Josef Sudek was born in the Bohemian town of Kolin in 1896 where in later years he would take some of his most evocative, Proustian pictures. His father died when he was three, and his mother moved the family to Prague. At fifteen he was apprenticed to a bookbinder in Nymburk, and later to one in Prague. At the outbreak of the First World War he was drafted into the army and sent to the Italian front, where a shell detonated by gunners from his own side damaged his right arm so badly that it had to be amputated. So ended his bookbinding career, before it had properly begun. When he was capable of being moved he was sent back to Prague and was lodged in the Veterans' Hospital to undergo a lengthy convalescence. He had already developed an interest in photography, and had taken his camera with him to the front and made numerous studies of his fellow soldiers and of the Italian countryside. In his lifetime he ventured abroad only once more, and that was to revisit Italy, and the scene of his wounding: 'Far outside the city toward dawn, in the fields bathed by the morning dew, I finally found the place. But my arm wasn't there...'
Faced now with the problem of finding work, Sudek spurned the government's offer that he should become a street vendor selling cigarettes and tobacco for the State monopoly. Instead, he tried to eke out his army pension by hawking photographs on the Prague boulevards. His time as a street seller did not last long, for he had no professional training as a photographer and could not secure the necessary tradesman's certificate. However, one of the staff at the Veterans' Hospital, Dr Nedoma - spiritual cousin, surely, to Van Gogh's Dr Gachet - had spotted Sudek's potential, and determination, and succeeded in having him enrolled in the photography class of the Prague School of Graphic Arts. Despite the disapproval of his conservative professor, Karel Novak - 'a noble gentleman,' as Sudek would later wryly describe him - he got through the course, and received a certificate establishing him as a professional photographer in 1924. Thereafter, his work came to the attention of a publish ing house,
Prace (Co-operative Work), which began to give him freelance commissions, enabling him to move into a little studio - hardly more than a garden shed, really - on Ujezd, between Mala Strana and the river, which was to be both his workplace and his home for the next thirty years of his life.

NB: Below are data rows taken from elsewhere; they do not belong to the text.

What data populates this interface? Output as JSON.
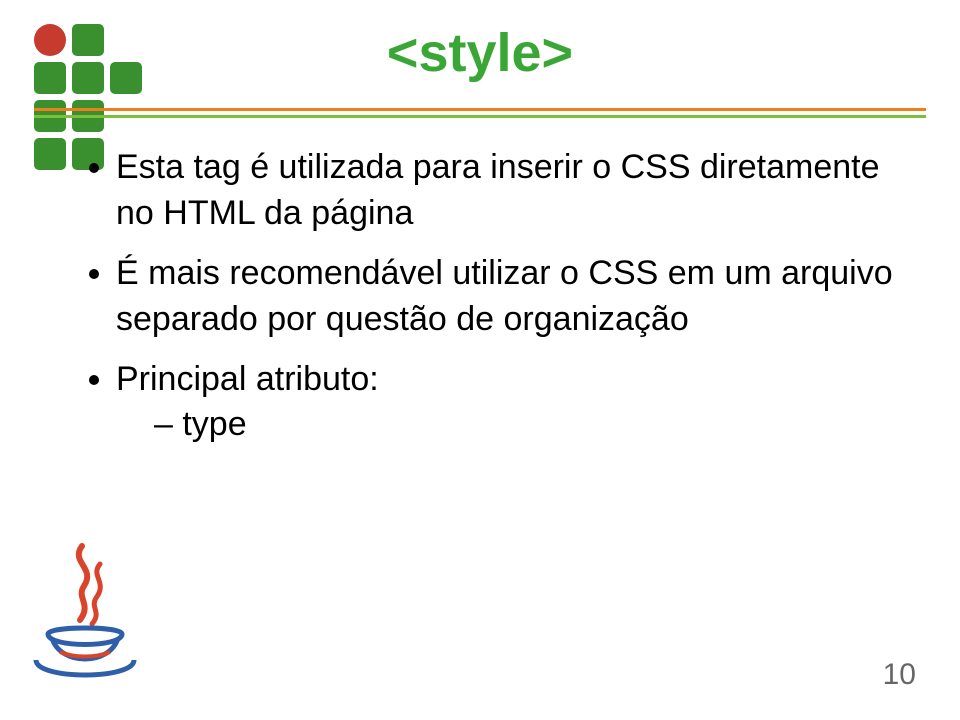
{
  "slide": {
    "title": "<style>",
    "bullets": [
      "Esta tag é utilizada para inserir o CSS diretamente no HTML da página",
      "É mais recomendável utilizar o CSS em um arquivo separado por questão de organização",
      "Principal atributo:"
    ],
    "sub_bullet": "type",
    "page_number": "10"
  },
  "icons": {
    "logo": "if-institute-logo",
    "corner": "java-steaming-cup"
  },
  "colors": {
    "title_green": "#3aa636",
    "divider_orange": "#ef7f1a",
    "divider_green": "#7bbf3a",
    "logo_green": "#3a8f2e",
    "logo_red": "#c73a2e"
  }
}
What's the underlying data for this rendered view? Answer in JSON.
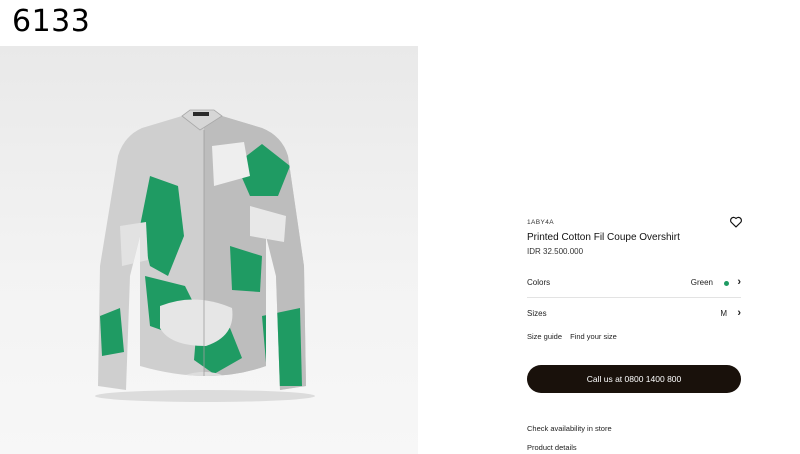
{
  "page_number": "6133",
  "product": {
    "sku": "1ABY4A",
    "title": "Printed Cotton Fil Coupe Overshirt",
    "price": "IDR 32.500.000",
    "colors": {
      "label": "Colors",
      "value": "Green",
      "swatch": "#1f9b63"
    },
    "sizes": {
      "label": "Sizes",
      "value": "M"
    },
    "links": {
      "size_guide": "Size guide",
      "find_size": "Find your size"
    },
    "call_button": "Call us at 0800 1400 800",
    "check_store": "Check availability in store",
    "product_details": "Product details"
  },
  "icons": {
    "wishlist": "heart-outline-icon",
    "colors_chevron": "chevron-right-icon",
    "sizes_chevron": "chevron-right-icon",
    "color_swatch": "green-dot-icon"
  },
  "colors": {
    "button_bg": "#19110b",
    "accent_green": "#1f9b63",
    "shirt_grey": "#c9c9c9"
  }
}
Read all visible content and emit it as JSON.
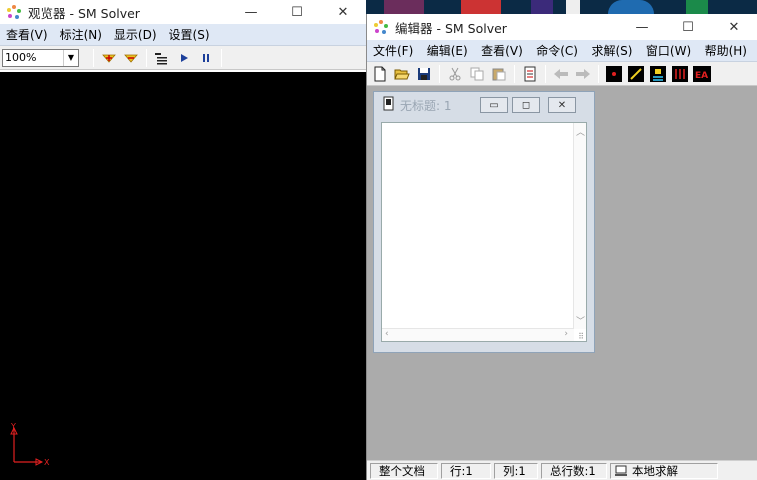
{
  "viewer": {
    "title": "观览器 - SM Solver",
    "menu": [
      "查看(V)",
      "标注(N)",
      "显示(D)",
      "设置(S)"
    ],
    "zoom_value": "100%",
    "axes": {
      "y_label": "Y",
      "x_label": "X"
    }
  },
  "editor": {
    "title": "编辑器 - SM Solver",
    "menu": [
      "文件(F)",
      "编辑(E)",
      "查看(V)",
      "命令(C)",
      "求解(S)",
      "窗口(W)",
      "帮助(H)"
    ],
    "child": {
      "title": "无标题: 1"
    },
    "status": {
      "scope": "整个文档",
      "row": "行:1",
      "col": "列:1",
      "total_rows": "总行数:1",
      "mode": "本地求解"
    }
  },
  "window_controls": {
    "minimize": "—",
    "maximize": "☐",
    "close": "✕"
  },
  "colors": {
    "menubar_bg": "#dfe8f5",
    "viewport_bg": "#000000",
    "mdi_bg": "#ababab",
    "axis_red": "#e02020"
  },
  "icons": [
    "app-logo-icon",
    "zoom-in-icon",
    "zoom-out-icon",
    "toggle-list-icon",
    "play-icon",
    "pause-icon",
    "new-file-icon",
    "open-folder-icon",
    "save-icon",
    "cut-icon",
    "copy-icon",
    "paste-icon",
    "script-icon",
    "arrow-left-icon",
    "arrow-right-icon",
    "point-icon",
    "line-icon",
    "solve-icon",
    "constraints-icon",
    "ea-icon"
  ]
}
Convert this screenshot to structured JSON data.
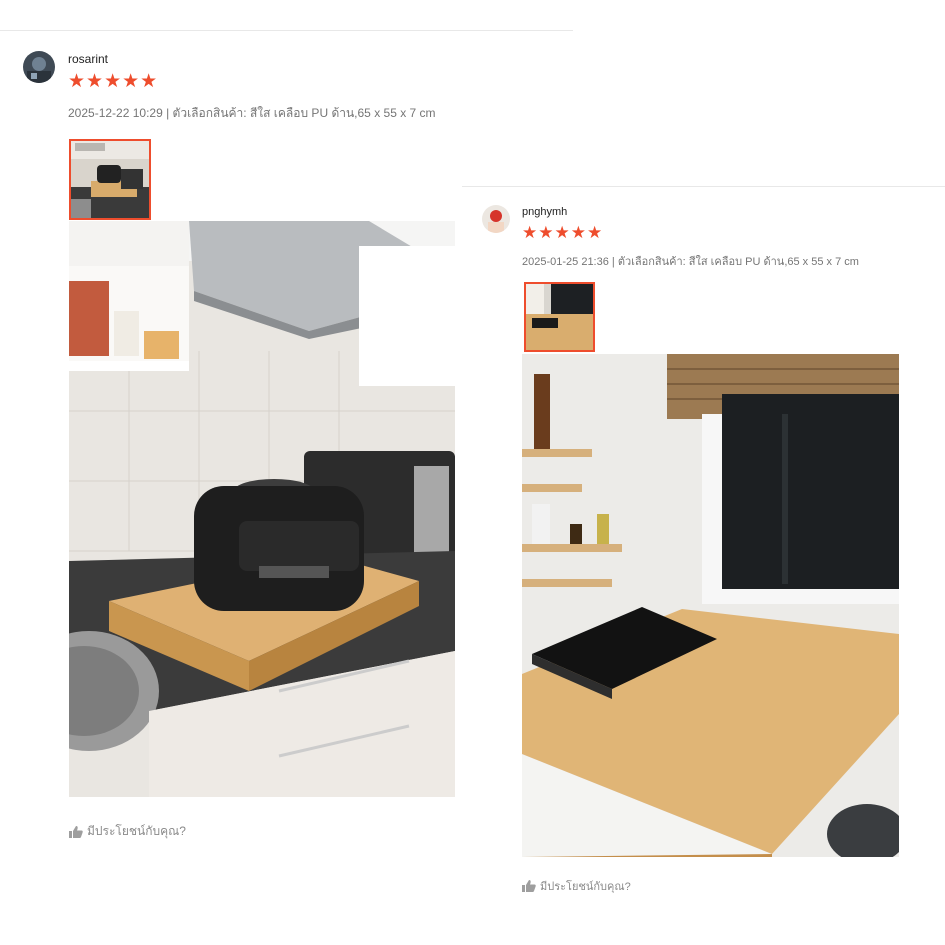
{
  "reviews": [
    {
      "username": "rosarint",
      "rating": 5,
      "stars": "★★★★★",
      "meta": "2025-12-22 10:29 | ตัวเลือกสินค้า: สีใส เคลือบ PU ด้าน,65 x 55 x 7 cm",
      "photo_icon": "review-photo-kitchen-airfryer",
      "helpful": "มีประโยชน์กับคุณ?"
    },
    {
      "username": "pnghymh",
      "rating": 5,
      "stars": "★★★★★",
      "meta": "2025-01-25 21:36 | ตัวเลือกสินค้า: สีใส เคลือบ PU ด้าน,65 x 55 x 7 cm",
      "photo_icon": "review-photo-induction-cooker",
      "helpful": "มีประโยชน์กับคุณ?"
    }
  ],
  "colors": {
    "star": "#ee4d2d",
    "thumb_border": "#ee4d2d",
    "wood": "#d9a86a",
    "muted_text": "#757575"
  }
}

The studio was already equipped with photographic equipment, most of it antique pieces from the previous century, which Sudek found perfectly congenial; after all, he was himself a relic of the nineteenth century, if not an earlier era. In the late 1940s he found a camera, a Kodak panoramic, dating from 1894, which might have been made to his specifications, although it had only two shutter speeds. It was a big, awkward brute, but it was his brute, and he loved it, not least for the fact that it was two years older than he was. That even with only one arm he managed to haul it about the city and the countryside is a matter of some amazement, but haul it he did, taking some of his finest pictures, including the series 'Vanished Statues', 1952-1970, stark, austerely beautiful studies of crippled trees that he chanced upon in his rambling through the forests near where he was born. It is perhaps too obvious, given Sudek's poised reticence as an artist, to see in the many images he fixed of these maimed giants a composite, covert self-portrait.